Haven’t heard of it?
It’s in Cleveland. No, not the big port city on Lake Erie, about halfway between New York City and Chicago. No, not that one, but Cleveland, Mississippi, the podunk town in the Magnolia State’s northwest armpit with a shrinking population of 11,073 souls.
Haven’t heard of it?
D’Angelo wouldn’t blame you.
His parents are another matter. He blames them plenty. For raising him in the wrong Cleveland. For living on its poor eastside. For stubbornly clinging to their third-generation hardware store, even after a Shop-Plus superstore was built just north of town and bled dry their already hemorrhaging sales. For making him stock shelves and man a rarely rung register instead of letting him study or party with friends–or better, practice his free throws. For making him attend the impoverished East Side High, whose court-rims used literal hand-me-down shoelaces, versus Cleveland High, with its tax-fat athletics program.
Even so, he still led his basketball team, the Trojans, to beat their town rivals, the Wildcats, three years in a row. Almost single-handily too. He was just that good. Good enough to go varsity as a sophomore. Good enough to become team captain as a junior. Good enough to win districts thrice, regionals twice, and clinch the state’ quarter-finals during his senior year. Good enough to turn the heads of NCAA Division I scouts.

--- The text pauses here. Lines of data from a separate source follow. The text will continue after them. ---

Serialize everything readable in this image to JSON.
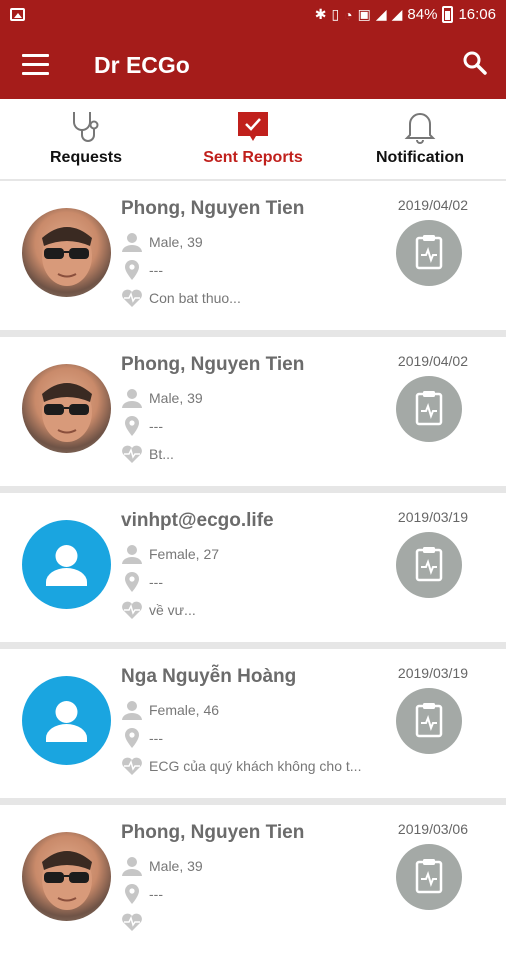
{
  "status_bar": {
    "battery": "84%",
    "time": "16:06"
  },
  "app_bar": {
    "title": "Dr ECGo"
  },
  "tabs": [
    {
      "label": "Requests",
      "icon": "stethoscope-icon",
      "active": false
    },
    {
      "label": "Sent Reports",
      "icon": "report-check-icon",
      "active": true
    },
    {
      "label": "Notification",
      "icon": "bell-icon",
      "active": false
    }
  ],
  "colors": {
    "primary": "#a51c1a",
    "accent": "#c0201c",
    "avatar_placeholder": "#1aa5e0",
    "report_button": "#a4a9a6"
  },
  "reports": [
    {
      "name": "Phong, Nguyen Tien",
      "gender_age": "Male, 39",
      "location": "---",
      "diagnosis": "Con bat thuo...",
      "date": "2019/04/02",
      "avatar": "photo"
    },
    {
      "name": "Phong, Nguyen Tien",
      "gender_age": "Male, 39",
      "location": "---",
      "diagnosis": "Bt...",
      "date": "2019/04/02",
      "avatar": "photo"
    },
    {
      "name": "vinhpt@ecgo.life",
      "gender_age": "Female, 27",
      "location": "---",
      "diagnosis": "về vư...",
      "date": "2019/03/19",
      "avatar": "placeholder"
    },
    {
      "name": "Nga Nguyễn Hoàng",
      "gender_age": "Female, 46",
      "location": "---",
      "diagnosis": "ECG của quý khách không cho t...",
      "date": "2019/03/19",
      "avatar": "placeholder"
    },
    {
      "name": "Phong, Nguyen Tien",
      "gender_age": "Male, 39",
      "location": "---",
      "diagnosis": "",
      "date": "2019/03/06",
      "avatar": "photo"
    }
  ]
}
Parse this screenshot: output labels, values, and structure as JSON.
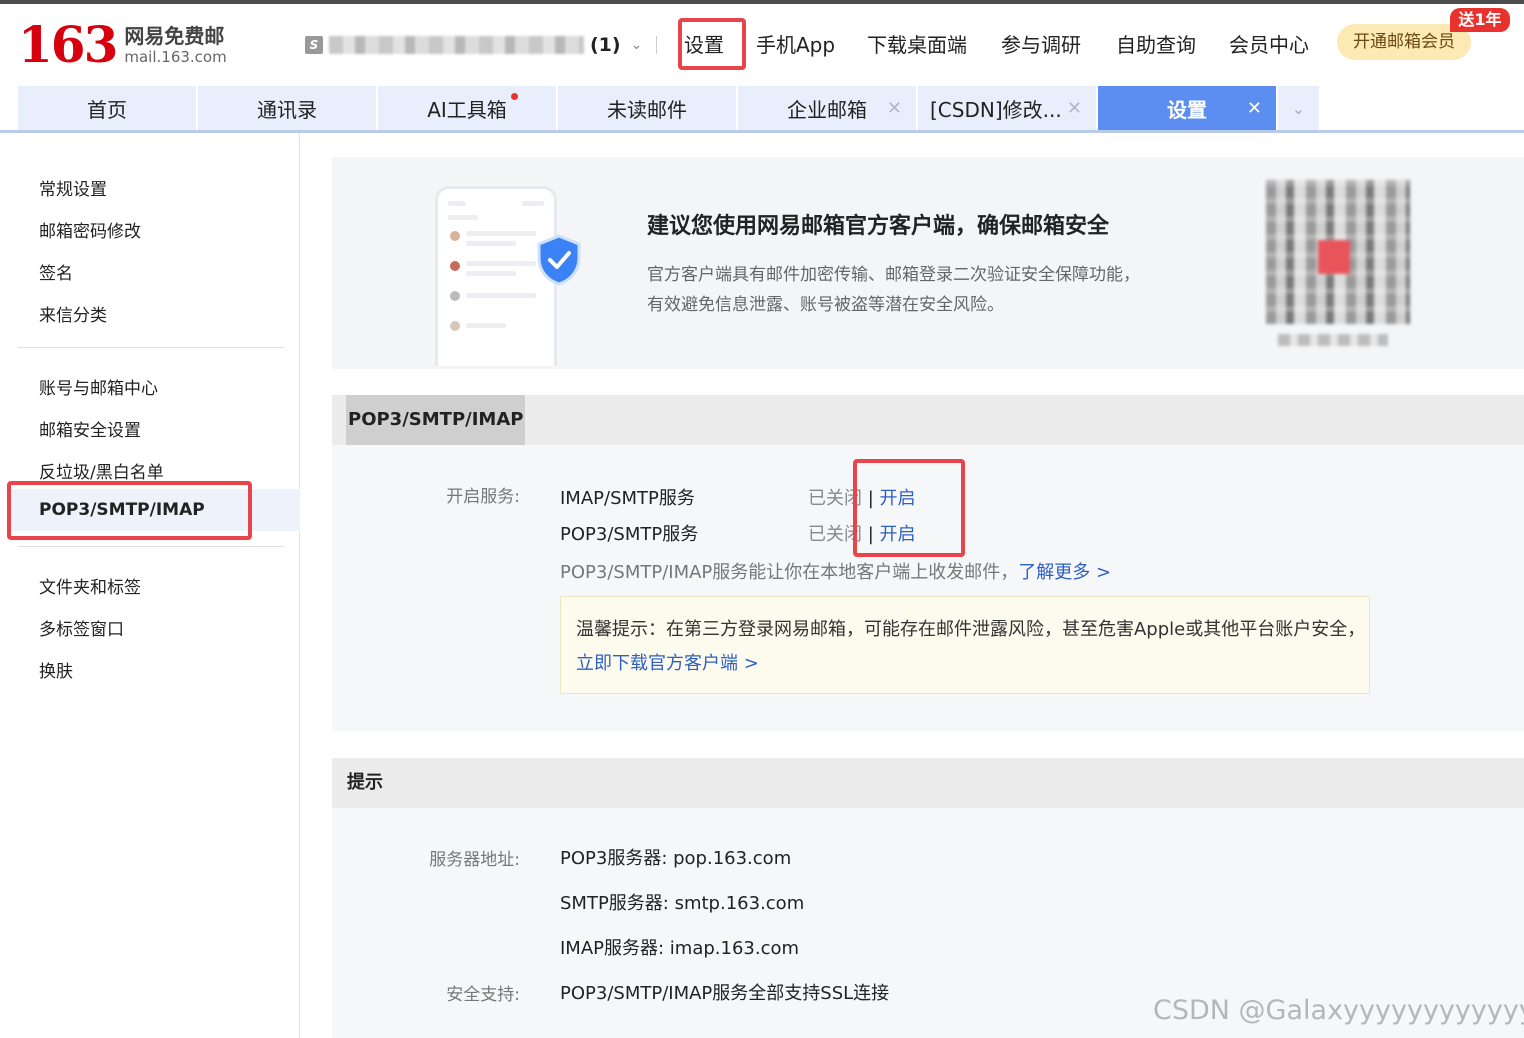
{
  "header": {
    "logo_number": "163",
    "logo_cn": "网易免费邮",
    "logo_domain": "mail.163.com",
    "account_unread": "(1)",
    "nav": [
      "设置",
      "手机App",
      "下载桌面端",
      "参与调研",
      "自助查询",
      "会员中心"
    ],
    "vip_button": "开通邮箱会员",
    "vip_badge": "送1年"
  },
  "tabs": [
    {
      "label": "首页"
    },
    {
      "label": "通讯录"
    },
    {
      "label": "AI工具箱"
    },
    {
      "label": "未读邮件"
    },
    {
      "label": "企业邮箱"
    },
    {
      "label": "[CSDN]修改..."
    },
    {
      "label": "设置"
    }
  ],
  "sidebar": {
    "group1": [
      "常规设置",
      "邮箱密码修改",
      "签名",
      "来信分类"
    ],
    "group2": [
      "账号与邮箱中心",
      "邮箱安全设置",
      "反垃圾/黑白名单",
      "POP3/SMTP/IMAP"
    ],
    "group3": [
      "文件夹和标签",
      "多标签窗口",
      "换肤"
    ]
  },
  "banner": {
    "title": "建议您使用网易邮箱官方客户端，确保邮箱安全",
    "desc": "官方客户端具有邮件加密传输、邮箱登录二次验证安全保障功能，有效避免信息泄露、账号被盗等潜在安全风险。"
  },
  "pop_section": {
    "title": "POP3/SMTP/IMAP",
    "open_service_label": "开启服务:",
    "services": [
      {
        "name": "IMAP/SMTP服务",
        "status": "已关闭",
        "sep": "|",
        "action": "开启"
      },
      {
        "name": "POP3/SMTP服务",
        "status": "已关闭",
        "sep": "|",
        "action": "开启"
      }
    ],
    "note": "POP3/SMTP/IMAP服务能让你在本地客户端上收发邮件，",
    "learn_more": "了解更多 >",
    "tip": "温馨提示：在第三方登录网易邮箱，可能存在邮件泄露风险，甚至危害Apple或其他平台账户安全，",
    "tip_link": "立即下载官方客户端 >"
  },
  "hint_section": {
    "title": "提示",
    "server_label": "服务器地址:",
    "servers": [
      "POP3服务器: pop.163.com",
      "SMTP服务器: smtp.163.com",
      "IMAP服务器: imap.163.com"
    ],
    "ssl_label": "安全支持:",
    "ssl_value": "POP3/SMTP/IMAP服务全部支持SSL连接"
  },
  "watermark": "CSDN @Galaxyyyyyyyyyyyyy"
}
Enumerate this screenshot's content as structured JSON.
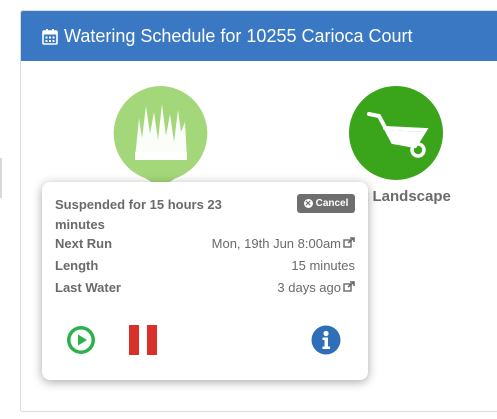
{
  "header": {
    "icon": "calendar-icon",
    "title": "Watering Schedule for 10255 Carioca Court"
  },
  "zones": [
    {
      "name": "lawn-zone",
      "icon": "grass-icon",
      "label": ""
    },
    {
      "name": "landscape-zone",
      "icon": "wheelbarrow-icon",
      "label": "et Landscape"
    }
  ],
  "popover": {
    "status": "Suspended for 15 hours 23 minutes",
    "cancel_label": "Cancel",
    "rows": [
      {
        "label": "Next Run",
        "value": "Mon, 19th Jun 8:00am",
        "icon": "external-link-icon"
      },
      {
        "label": "Length",
        "value": "15 minutes"
      },
      {
        "label": "Last Water",
        "value": "3 days ago",
        "icon": "external-link-icon"
      }
    ],
    "actions": [
      "play-icon",
      "pause-icon",
      "info-icon"
    ]
  },
  "colors": {
    "header": "#3a78c3",
    "lawn_green": "#a4d77a",
    "landscape_green": "#3aa51b",
    "play_green": "#2cb24b",
    "pause_red": "#d9302a",
    "info_blue": "#2f6fb8"
  }
}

But just not good enough. Not enough to win state. Not enough to single-handedly beat the all of the Gulfport Admirals’ starters with their seemingly endless bench. Not enough to win the semi-finals. even after posting 37 points. Not enough to keep the Big 10 recruiters’ attention from wandering.
As they say, to the victors go the spoils.
And to the losers? The scraps.
The Scraps
For D’Angelo, that meant attending the likes of Coahoma or Mississippi Delta Community Colleges. It was all his family could afford. Plus, they needed his help liquidating their officially belly-up store. But then, he got accepted to Delta State University with a full-ride athletic scholarship. The Statesmen weren’t one of the Big 10 or even a Division I school, but they were at least in the NCAA. In any other town, they likely would have been good enough.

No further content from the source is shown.